Re: The Draw Bar
Reply #8 –
1. It's the same thing. It means the 1st and 2nd time through you use that special ending.
2. The closed ending and the open ending are primarily cosmetic, BUT the closed ending is a positive visual reminder that particular ending finishes at that point. By convention, the last special ending after a repeated section is not closed.
3. I assume this is an NWC file as that is an NWC "Local Repeat". Local repeats should NOT be used with special endings as the special endings don't work properly on local repeats. To make special endings work correctly you MUST use Master Repeats.
If you had master repeats in place then the flow would be:
1st time through, use the 1,2 special ending - repeat back to the repeat starting point
2nd time through, do the same as the 1st time
3rd time through jump from the end of bar 18 and continue from the 3rd special ending (bar 21).
HOWEVER, as you have used local repeats (with a 2 on the local repeat ending) then the flow would be:
1st time - play to the local repeat, then go back to the repeat start
2nd time - play to the local repeat and stop.
There won't be a 3rd time while there is a special ending after the local repeat.
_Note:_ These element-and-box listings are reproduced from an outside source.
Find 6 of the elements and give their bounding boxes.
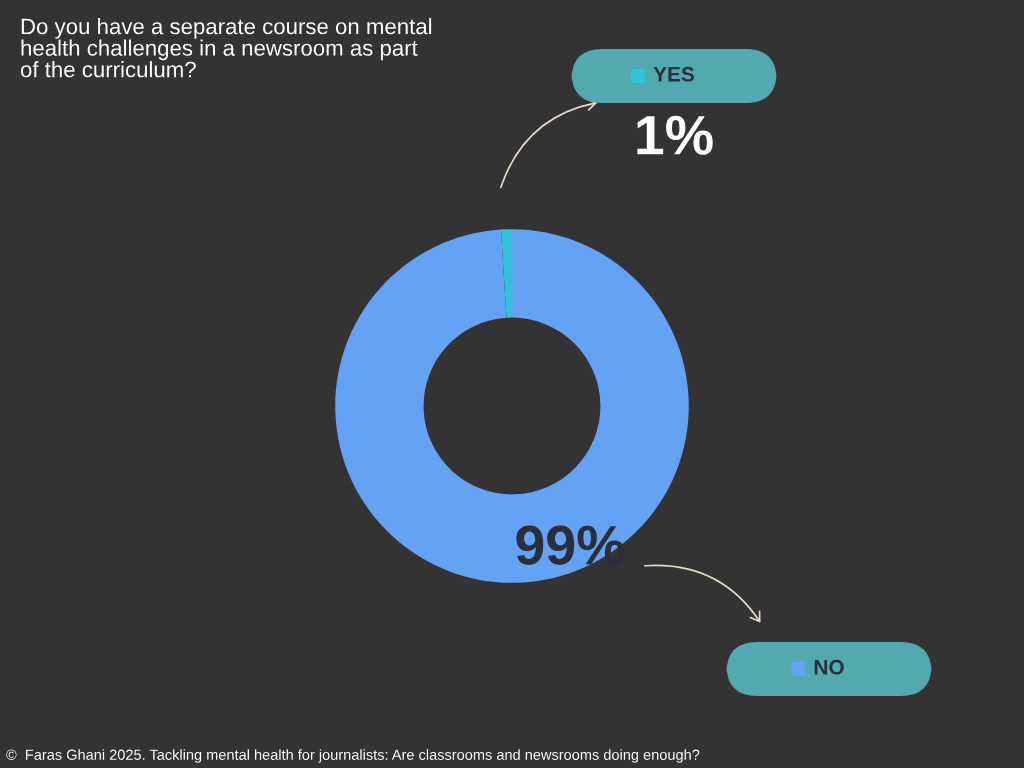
data-label: 99% [516, 525, 625, 565]
data-label: 1% [637, 115, 713, 155]
text: © Faras Ghani 2025. Tackling mental health for journalists: Are classrooms and newsrooms doing enough? [6, 749, 700, 763]
legend-label: YES [653, 66, 695, 82]
legend-label: NO [814, 659, 844, 675]
chart-title: Do you have a separate course on mental health challenges in a newsroom as part of the curriculum? [20, 18, 432, 78]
If you remove the 3rd time special ending then after the 2nd time through it will continue on past the local repeat barline into bar 21.
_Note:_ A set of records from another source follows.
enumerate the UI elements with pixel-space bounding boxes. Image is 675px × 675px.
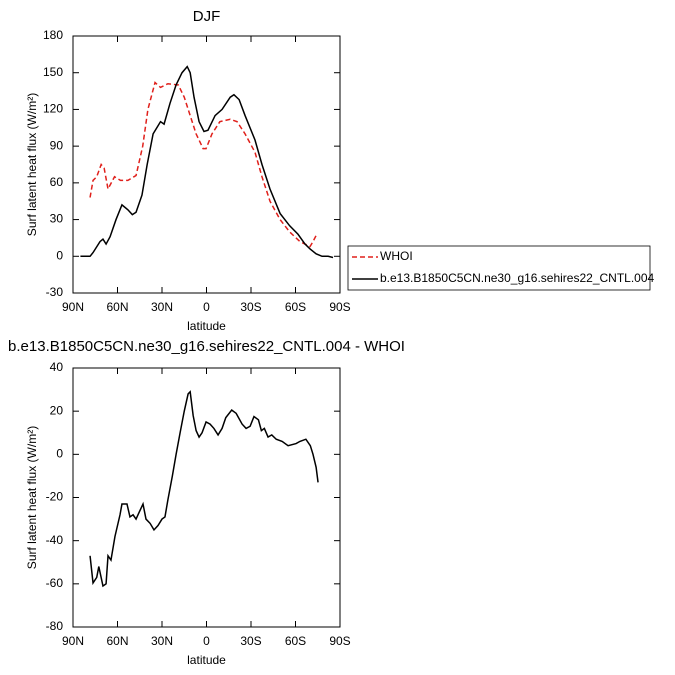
chart-title: b.e13.B1850C5CN.ne30_g16.sehires22_CNTL.… <box>8 338 405 355</box>
x-tick-label: 60S <box>285 634 306 648</box>
y-tick-label: 90 <box>50 138 64 152</box>
x-tick-label: 60N <box>106 634 128 648</box>
y-tick-label: -80 <box>46 619 64 633</box>
x-tick-label: 60N <box>106 300 128 314</box>
y-axis-label: Surf latent heat flux (W/m²) <box>25 93 39 236</box>
x-axis-label: latitude <box>187 653 226 667</box>
plot-frame <box>72 367 341 628</box>
y-tick-label: -60 <box>46 576 64 590</box>
series-line <box>80 65 334 259</box>
x-tick-label: 30N <box>151 300 173 314</box>
y-axis-label: Surf latent heat flux (W/m²) <box>25 426 39 569</box>
y-tick-label: 120 <box>43 102 63 116</box>
x-tick-label: 60S <box>285 300 306 314</box>
x-tick-label: 30N <box>151 634 173 648</box>
chart-title: DJF <box>193 8 221 25</box>
plot-frame <box>72 35 341 294</box>
x-tick-label: 0 <box>203 634 210 648</box>
x-tick-label: 30S <box>240 300 261 314</box>
y-tick-label: 180 <box>43 28 63 42</box>
y-tick-label: 30 <box>50 212 64 226</box>
y-tick-label: 40 <box>50 360 64 374</box>
y-tick-label: 20 <box>50 403 64 417</box>
y-tick-label: -40 <box>46 533 64 547</box>
y-tick-label: 150 <box>43 65 63 79</box>
x-tick-label: 90S <box>329 634 350 648</box>
y-tick-label: -20 <box>46 490 64 504</box>
series-line <box>89 390 319 588</box>
legend-label: WHOI <box>380 249 413 263</box>
x-tick-label: 90N <box>62 634 84 648</box>
y-tick-label: -30 <box>46 285 64 299</box>
legend-label: b.e13.B1850C5CN.ne30_g16.sehires22_CNTL.… <box>380 271 655 285</box>
legend-box <box>347 245 651 291</box>
series-line <box>89 81 317 248</box>
x-tick-label: 90N <box>62 300 84 314</box>
y-tick-label: 0 <box>56 248 63 262</box>
y-tick-label: 0 <box>56 447 63 461</box>
x-tick-label: 90S <box>329 300 350 314</box>
x-tick-label: 0 <box>203 300 210 314</box>
x-tick-label: 30S <box>240 634 261 648</box>
x-axis-label: latitude <box>187 319 226 333</box>
y-tick-label: 60 <box>50 175 64 189</box>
Bottom line, local repeats are really a bit of a kludge BUT they can be useful in exceptional circumstances if you understand how they work. I almost never use them, or at least not that I recall in the last 15 or 20 years.
The exception to this is when I want to simulate a swing rhythm using a hidden tempo, or conductor, track. I usually setup a single bar with the swing setup and then set a local repeat for the number of bars that get played. NB this is not necessarily the same number of bars as in the song because repeats affect the number of bars actually played.